Types of partnership and collaboration

There are several different types of partnerships and collaborations that may enable you to achieve outcomes for people with disability.

There is no one ‘best’ type of partnership or collaboration. You need to carefully consider which type of alliance will help you achieve your overall goals. Generally there are four types of strategic alliance, with varying degrees of formality.

Collaboration (less integrated)

  • Organisations may share information, publicise support, or partner on an initiative for a limited time or a specific issue
  • Governance remains separate
  • Informal partnership

Integrated support functions

  • Organisations share operational functions (e.g. IT, HR, finance) then each deliver on separate, but aligned goals
  • Governance remains separate
  • May create new legal entity to administer common services or manage programs (e.g.
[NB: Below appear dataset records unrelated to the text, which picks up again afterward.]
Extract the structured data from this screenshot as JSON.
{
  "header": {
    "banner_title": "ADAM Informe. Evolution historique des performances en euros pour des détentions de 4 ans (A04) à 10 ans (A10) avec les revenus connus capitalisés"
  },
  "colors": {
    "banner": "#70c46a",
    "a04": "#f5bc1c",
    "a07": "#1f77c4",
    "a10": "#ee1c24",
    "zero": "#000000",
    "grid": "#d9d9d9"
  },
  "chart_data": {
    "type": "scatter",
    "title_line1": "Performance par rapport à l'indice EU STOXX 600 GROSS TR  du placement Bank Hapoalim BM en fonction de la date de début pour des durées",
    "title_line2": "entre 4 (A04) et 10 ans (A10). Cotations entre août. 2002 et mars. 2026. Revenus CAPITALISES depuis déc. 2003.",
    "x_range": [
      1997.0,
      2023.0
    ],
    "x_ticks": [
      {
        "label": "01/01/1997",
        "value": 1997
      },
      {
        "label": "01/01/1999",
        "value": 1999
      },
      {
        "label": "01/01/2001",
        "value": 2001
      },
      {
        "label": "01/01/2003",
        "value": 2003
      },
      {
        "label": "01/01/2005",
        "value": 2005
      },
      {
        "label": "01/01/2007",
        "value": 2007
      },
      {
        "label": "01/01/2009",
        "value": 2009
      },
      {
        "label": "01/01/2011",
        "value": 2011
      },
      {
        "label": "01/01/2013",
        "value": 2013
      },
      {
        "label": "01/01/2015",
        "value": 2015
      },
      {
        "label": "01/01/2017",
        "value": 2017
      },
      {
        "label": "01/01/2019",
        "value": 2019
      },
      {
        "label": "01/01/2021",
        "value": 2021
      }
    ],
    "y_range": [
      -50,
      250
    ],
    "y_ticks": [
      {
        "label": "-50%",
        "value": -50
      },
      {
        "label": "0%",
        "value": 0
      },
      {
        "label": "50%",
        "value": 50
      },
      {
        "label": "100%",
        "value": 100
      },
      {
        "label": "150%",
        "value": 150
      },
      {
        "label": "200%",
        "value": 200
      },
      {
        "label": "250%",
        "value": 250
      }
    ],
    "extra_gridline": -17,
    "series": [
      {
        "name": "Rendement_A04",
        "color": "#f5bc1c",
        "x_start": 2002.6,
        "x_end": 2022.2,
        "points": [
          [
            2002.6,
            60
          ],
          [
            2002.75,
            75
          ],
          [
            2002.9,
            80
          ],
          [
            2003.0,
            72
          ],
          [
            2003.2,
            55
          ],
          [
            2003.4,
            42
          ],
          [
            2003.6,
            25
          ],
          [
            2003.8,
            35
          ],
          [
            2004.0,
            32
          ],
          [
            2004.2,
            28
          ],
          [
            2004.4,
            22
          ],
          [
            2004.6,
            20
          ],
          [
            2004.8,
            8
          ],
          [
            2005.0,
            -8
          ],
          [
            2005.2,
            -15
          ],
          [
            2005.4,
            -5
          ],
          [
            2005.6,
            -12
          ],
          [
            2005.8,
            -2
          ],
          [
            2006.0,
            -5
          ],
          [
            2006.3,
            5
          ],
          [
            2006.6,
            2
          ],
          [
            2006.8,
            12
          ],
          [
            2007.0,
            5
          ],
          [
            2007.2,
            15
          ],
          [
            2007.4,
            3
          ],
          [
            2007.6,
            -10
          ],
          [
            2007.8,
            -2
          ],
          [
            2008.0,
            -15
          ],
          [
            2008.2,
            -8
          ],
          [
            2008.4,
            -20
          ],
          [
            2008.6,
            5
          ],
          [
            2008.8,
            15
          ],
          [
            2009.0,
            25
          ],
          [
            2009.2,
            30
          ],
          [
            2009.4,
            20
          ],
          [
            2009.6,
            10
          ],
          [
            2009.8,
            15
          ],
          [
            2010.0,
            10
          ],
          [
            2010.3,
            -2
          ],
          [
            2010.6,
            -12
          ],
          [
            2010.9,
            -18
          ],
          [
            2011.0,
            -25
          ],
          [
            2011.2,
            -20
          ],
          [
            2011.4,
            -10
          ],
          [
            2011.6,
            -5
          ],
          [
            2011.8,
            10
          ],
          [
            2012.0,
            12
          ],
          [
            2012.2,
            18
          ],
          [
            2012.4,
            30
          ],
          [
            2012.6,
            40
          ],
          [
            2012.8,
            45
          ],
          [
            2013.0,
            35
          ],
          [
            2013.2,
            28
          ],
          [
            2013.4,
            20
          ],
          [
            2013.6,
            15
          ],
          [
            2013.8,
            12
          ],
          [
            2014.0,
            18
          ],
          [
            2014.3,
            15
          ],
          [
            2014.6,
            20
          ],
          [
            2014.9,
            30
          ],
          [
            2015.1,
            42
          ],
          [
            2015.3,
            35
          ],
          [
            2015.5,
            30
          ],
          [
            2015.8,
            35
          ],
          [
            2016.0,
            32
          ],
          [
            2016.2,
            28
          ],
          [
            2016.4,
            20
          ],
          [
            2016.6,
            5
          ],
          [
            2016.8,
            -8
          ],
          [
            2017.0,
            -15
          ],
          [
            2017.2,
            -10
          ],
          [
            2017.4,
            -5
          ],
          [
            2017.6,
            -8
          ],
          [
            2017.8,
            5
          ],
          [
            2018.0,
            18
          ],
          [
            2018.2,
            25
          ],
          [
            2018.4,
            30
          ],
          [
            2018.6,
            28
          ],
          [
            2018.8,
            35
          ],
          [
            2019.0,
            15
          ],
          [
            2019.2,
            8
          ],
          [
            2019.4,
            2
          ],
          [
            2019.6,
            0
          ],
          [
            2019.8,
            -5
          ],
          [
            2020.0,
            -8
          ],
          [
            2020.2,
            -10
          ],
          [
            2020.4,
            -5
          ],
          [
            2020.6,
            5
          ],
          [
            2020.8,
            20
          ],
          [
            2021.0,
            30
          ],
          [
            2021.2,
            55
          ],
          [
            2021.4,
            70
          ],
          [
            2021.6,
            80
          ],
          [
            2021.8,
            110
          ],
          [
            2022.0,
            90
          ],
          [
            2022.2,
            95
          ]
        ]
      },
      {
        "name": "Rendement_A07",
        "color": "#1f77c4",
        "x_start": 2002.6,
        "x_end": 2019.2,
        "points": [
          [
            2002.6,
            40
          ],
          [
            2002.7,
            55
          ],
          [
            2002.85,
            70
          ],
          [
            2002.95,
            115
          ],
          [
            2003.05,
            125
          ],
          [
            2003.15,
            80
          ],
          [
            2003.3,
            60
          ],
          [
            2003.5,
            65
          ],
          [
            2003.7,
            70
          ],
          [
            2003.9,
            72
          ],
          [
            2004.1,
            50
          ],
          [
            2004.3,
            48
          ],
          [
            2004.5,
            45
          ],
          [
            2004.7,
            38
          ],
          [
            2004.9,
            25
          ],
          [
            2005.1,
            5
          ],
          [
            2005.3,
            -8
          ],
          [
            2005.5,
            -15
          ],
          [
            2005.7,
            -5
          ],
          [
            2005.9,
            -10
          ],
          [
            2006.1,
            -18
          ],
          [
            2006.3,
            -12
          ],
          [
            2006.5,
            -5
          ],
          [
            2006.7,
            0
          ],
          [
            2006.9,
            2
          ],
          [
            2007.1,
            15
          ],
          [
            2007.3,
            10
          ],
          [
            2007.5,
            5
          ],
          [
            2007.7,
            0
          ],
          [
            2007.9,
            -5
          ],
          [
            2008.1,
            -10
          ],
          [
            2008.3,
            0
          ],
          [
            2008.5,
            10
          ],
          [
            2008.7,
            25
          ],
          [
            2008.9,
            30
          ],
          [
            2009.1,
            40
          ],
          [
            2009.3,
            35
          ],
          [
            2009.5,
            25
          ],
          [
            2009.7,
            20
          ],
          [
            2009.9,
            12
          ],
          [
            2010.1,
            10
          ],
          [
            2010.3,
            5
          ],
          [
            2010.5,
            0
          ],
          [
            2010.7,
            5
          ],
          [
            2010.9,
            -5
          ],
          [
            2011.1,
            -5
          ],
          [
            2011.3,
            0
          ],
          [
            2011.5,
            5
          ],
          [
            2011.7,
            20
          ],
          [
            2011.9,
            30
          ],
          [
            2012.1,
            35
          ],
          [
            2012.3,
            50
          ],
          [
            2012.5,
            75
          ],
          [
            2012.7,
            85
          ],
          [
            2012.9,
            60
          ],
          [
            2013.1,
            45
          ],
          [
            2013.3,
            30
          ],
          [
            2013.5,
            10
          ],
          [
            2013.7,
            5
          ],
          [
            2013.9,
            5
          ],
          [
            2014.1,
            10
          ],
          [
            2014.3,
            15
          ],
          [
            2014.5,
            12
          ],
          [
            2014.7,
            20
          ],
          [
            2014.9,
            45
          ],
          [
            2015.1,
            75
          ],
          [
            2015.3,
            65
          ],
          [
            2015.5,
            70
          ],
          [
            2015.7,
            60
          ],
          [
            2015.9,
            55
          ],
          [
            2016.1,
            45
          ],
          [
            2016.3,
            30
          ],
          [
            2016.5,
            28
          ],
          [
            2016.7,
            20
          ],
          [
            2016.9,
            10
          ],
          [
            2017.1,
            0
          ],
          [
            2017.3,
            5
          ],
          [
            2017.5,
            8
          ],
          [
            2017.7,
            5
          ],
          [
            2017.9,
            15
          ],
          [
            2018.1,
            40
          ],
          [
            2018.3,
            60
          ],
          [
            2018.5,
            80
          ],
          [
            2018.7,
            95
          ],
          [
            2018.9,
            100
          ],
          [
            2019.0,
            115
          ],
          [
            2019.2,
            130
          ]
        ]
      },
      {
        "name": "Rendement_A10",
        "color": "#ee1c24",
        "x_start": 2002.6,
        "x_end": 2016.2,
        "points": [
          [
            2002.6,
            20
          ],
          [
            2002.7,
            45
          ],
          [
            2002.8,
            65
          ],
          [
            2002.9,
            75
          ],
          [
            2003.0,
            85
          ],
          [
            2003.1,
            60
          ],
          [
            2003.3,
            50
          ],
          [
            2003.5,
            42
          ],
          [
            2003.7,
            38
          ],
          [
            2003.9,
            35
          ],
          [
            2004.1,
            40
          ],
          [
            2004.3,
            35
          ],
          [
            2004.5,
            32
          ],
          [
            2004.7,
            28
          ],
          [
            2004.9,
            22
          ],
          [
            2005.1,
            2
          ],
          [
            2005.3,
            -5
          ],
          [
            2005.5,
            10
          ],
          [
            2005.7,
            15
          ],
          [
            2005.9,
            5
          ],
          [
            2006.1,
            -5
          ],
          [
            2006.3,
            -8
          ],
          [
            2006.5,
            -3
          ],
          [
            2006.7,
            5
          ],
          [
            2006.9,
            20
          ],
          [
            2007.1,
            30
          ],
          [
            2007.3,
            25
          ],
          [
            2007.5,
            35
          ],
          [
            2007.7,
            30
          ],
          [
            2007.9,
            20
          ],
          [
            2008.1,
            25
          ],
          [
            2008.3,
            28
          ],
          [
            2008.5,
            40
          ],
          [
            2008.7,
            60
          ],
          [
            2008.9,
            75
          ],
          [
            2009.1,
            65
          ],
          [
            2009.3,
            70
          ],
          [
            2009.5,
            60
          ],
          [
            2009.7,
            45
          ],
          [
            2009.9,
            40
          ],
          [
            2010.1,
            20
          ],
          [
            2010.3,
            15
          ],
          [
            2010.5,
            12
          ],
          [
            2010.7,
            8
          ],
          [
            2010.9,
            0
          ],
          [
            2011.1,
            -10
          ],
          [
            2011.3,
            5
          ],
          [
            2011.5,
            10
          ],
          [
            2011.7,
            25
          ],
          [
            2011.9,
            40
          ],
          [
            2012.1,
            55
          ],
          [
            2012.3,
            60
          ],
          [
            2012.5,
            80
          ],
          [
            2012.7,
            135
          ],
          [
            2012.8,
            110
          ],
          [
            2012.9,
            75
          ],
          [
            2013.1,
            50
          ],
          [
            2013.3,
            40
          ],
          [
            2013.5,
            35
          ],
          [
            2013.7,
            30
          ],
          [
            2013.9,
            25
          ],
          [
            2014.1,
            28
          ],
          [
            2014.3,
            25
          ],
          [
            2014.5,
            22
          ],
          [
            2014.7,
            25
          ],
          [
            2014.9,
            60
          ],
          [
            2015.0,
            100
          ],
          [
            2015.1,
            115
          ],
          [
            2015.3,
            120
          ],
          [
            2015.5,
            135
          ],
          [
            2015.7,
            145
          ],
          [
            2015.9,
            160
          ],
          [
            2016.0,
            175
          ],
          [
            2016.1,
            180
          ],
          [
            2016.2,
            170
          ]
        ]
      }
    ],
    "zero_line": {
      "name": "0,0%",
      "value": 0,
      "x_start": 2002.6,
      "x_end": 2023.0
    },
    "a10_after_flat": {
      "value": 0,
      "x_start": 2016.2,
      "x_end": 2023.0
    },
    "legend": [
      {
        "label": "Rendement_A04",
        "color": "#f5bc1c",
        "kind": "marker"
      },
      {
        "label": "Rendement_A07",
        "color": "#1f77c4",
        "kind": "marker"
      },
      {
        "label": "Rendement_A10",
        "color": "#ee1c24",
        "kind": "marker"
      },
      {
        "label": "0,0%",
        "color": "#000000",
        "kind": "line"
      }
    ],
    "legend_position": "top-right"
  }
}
Joint Venture, Parent Subsidiary) partnership or Management Service org)

Integrated service delivery

  • Organisations maintain separate operations but integrate their service delivery to achieve better outcomes
  • Governance remains separate
  • May create new legal entity to administer common services or manage programs (e.g. Joint Venture, Parent Subsidiary) partnership or Management Service org)

Merger (more integrated)

  • Organisations merge their legal structure, operations and service delivery to achieve one goal
  • Governance combined or legally linked
  • No agreement needed

Is partnering the right option for me?

Before you start the process of seeking out potential partners, you might want to first determine whether or not this is the right approach for your organisation. You can do this by asking yourself questions such as:

  • Can I create greater impact with a partnership?
  • What will happen if I don’t partner?
  • Is someone else already doing something similar to me?
  • Is there a commitment from partner organisations to support the partnership?
  • What strategies/local priorities will this partnership support?

It may be useful to ensure that such discussions involve all the relevant stakeholders and that there is a clear commitment from senior leadership before you move forward.

How do I get started?

Once you are comfortable that a partnership or collaboration is the right decision for your organisation, the next step is to design what it might look like. You can do this by considering questions such as:

  • Who are the potential organisations with whom you would like to work?
  • What would be the goals and objectives of the partnership or collaboration? What would it set out to do? And how could people with disability benefit from the partnership?
  • Why would another organisation want to partner or collaborate with you? What are the benefits and opportunities for them? How would this approach help achieve the strategies / focus of each organisation?
  • How would the partnership work in principle? Who would be responsible for doing what, and how would each organisation be held accountable for their role?
  • When will key agreements be made? Partners should be brought into the discussions as early on as possible to ensure all decisions regarding the structure and function of the partnerships are agreed upon.
  • What would be the risks of entering into a partnership? How could they be mitigated?
  • Are there any restrictions to who our organisation can partner with or how the partnership is structured? If there are, will changes be necessary at a constitutional or board level?

What sort of things should I consider to maintain my partnership?

There is no comprehensive list of all of the key points that have to be taken into consideration as you establish and move your partnership forward. This is not exhaustive but you may wish to consider your:

  • Strategy: Organisations partnering or collaborating with each other might find it useful to develop a shared strategy for work that they will be delivering together. This will help ensure everyone agrees on the goals and objectives. This could also help define the specific activities to be delivered, key milestones and delivery dates, and could guide the focus of the partnership.
  • Ongoing communication: How will you ensure that everyone is aware of the work each partner is delivering? Having clear channels for communication between all the key players could allow for improved transparency and information sharing. This might include the reporting that is to be delivered, its frequency and information to be covered.
  • Governance: Having clear structures and processes in place could help guide the focus and delivery of the work. This may involve identifying who has responsibility for oversight from the beginning, who reports to who, and through what means.
  • Monitoring and evaluation: Putting in place a shared measurement framework from the outset  may help ensure all partners agree regarding the main changes they want to see and will help keep them focused on impact.